His video image speaks dispassionately of his American jailers telling him the key to his cell has been thrown in the ocean. The projection is supported in sound by the pixie -like Anderson herself, playing violin, a dramatic Lou Reed soundtrack, and a shifting cast of other musicians. See it here.
Monday, October 5
Fly to Savannah, where the solo exhibition of Other Voices, Other Cities will open at the SCAD Museum of Art on Thursday 8th. South African Storm Janse van Rensburg, a good friend and colleague for many years, most recently at the Goodman Cape Town, is now senior curator, with Laurie Farrell as director of the SCAD museums.
This is the first time all the eleven works – so far – of the Voices series will have been hung together, and I am really excited to see how they will all relate to each other, and to the space: the chosen statements of groups of young people across the world about the essential nature of the place where they choose to live.
Tuesday, October 6
I am on deadline with revisions for my Skira monograph, so instead of touring Savannah and the SCAD campus with the other visiting artists, I pore over my laptop at the hotel until lunch time. In the afternoon, there are a series of studio visits with young SCAD students in Alexander Hall, a busy warren of small studios in an old building near the river.
By this time, one wall in my space has been painted grey, as I requested. It’s time to start installing, and the SCAD team are super efficient.
Wednesday, October 7
The SCAD Museum is the winner of a major architectural award and is really stunning. Glass and steel have been combined with the distinctive old brickwork of the former 19th century headquarters of the Central of Georgia Railroad to make a truly imposing space: a series of handsome galleries able to accommodate a number of solo shows at any one time.
Visitors to the museum can check information on an interactive table in the foyer.
Thursday, October 8
Opening night. The first part of the programme is a discussion between Storm and Dakota. Dakota tells a story about a small, curved desk on the exhibition, commissioned by Yoko Ono in the 1970s for John Lennon.

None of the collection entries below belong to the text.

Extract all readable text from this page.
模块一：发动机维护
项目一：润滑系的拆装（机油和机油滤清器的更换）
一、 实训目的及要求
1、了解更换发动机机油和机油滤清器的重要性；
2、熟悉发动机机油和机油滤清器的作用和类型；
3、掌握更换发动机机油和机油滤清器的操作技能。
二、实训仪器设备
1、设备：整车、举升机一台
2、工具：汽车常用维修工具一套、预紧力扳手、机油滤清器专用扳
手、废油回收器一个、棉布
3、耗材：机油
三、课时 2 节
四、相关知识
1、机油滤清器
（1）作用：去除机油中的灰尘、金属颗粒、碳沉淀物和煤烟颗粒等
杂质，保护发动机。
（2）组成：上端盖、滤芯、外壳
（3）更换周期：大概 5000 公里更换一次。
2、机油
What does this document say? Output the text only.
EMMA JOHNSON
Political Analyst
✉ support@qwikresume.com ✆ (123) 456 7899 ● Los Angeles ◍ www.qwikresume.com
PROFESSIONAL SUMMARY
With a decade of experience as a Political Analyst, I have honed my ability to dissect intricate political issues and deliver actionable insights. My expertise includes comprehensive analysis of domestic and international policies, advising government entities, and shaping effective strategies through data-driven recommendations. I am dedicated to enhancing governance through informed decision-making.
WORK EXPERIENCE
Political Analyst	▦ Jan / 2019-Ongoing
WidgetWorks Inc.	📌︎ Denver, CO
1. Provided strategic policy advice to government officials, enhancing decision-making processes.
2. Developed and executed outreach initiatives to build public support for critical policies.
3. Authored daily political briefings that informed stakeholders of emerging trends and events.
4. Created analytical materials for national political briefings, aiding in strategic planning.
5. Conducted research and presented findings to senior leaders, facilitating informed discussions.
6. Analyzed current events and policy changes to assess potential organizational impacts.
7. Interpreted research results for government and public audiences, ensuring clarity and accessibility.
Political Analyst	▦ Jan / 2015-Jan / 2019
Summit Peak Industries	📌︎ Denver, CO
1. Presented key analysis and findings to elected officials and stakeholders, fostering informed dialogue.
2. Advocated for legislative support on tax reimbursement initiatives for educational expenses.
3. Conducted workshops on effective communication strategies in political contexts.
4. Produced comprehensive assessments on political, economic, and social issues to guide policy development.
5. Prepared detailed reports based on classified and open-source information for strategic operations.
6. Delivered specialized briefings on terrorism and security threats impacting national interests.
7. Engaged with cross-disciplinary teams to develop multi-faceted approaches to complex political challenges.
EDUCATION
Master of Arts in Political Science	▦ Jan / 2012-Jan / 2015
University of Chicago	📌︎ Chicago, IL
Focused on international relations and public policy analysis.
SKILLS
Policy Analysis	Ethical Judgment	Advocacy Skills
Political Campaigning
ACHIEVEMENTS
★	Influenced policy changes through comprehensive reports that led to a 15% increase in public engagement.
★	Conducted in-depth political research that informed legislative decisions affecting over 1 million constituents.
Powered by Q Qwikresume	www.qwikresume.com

Yoko asked for a secret drawer to be part of the design. When Dakota’s retrospective was in the planning, he phoned Yoko to see if the desk could be part of the exhibition, and Yoko replied that it had been one of John’s favourite possessions, and had been in storage for many years, but she would get it out.
The desk needed restoration, and Yoko could no longer remember how to open the secret drawer, but as the designer, Dakota knew … and opened the drawer to reveal a decades old manila envelope, containing a photo of Yoko … placed there by Yoko and hidden in the desk, so only John could see the photo whenever he wished.
The photo is still in its envelope in the desk as it stands there on exhibition, but of course, no one can see it …
Friday, October 9
A farewell lunch in Savannah before departure… I haven’t really seen enough of Storm and Laurie, we’ve all been so busy, so at least there is time to catch up a bit.
Well, it turns out it’s not quite farewell yet. After several hours at the Savannah airport waiting for bad weather to clear and the New York planes to take off, Dakota, RoseLee, their son Pierce and I go back to town for the night, and have a late supper at Grey, a restaurant in an old Greyhound bus terminal. ‘It would have been John Lennon’s birthday today,’ says Dakota, and phones Yoko. ‘You were there at the beginning,’ she tells him.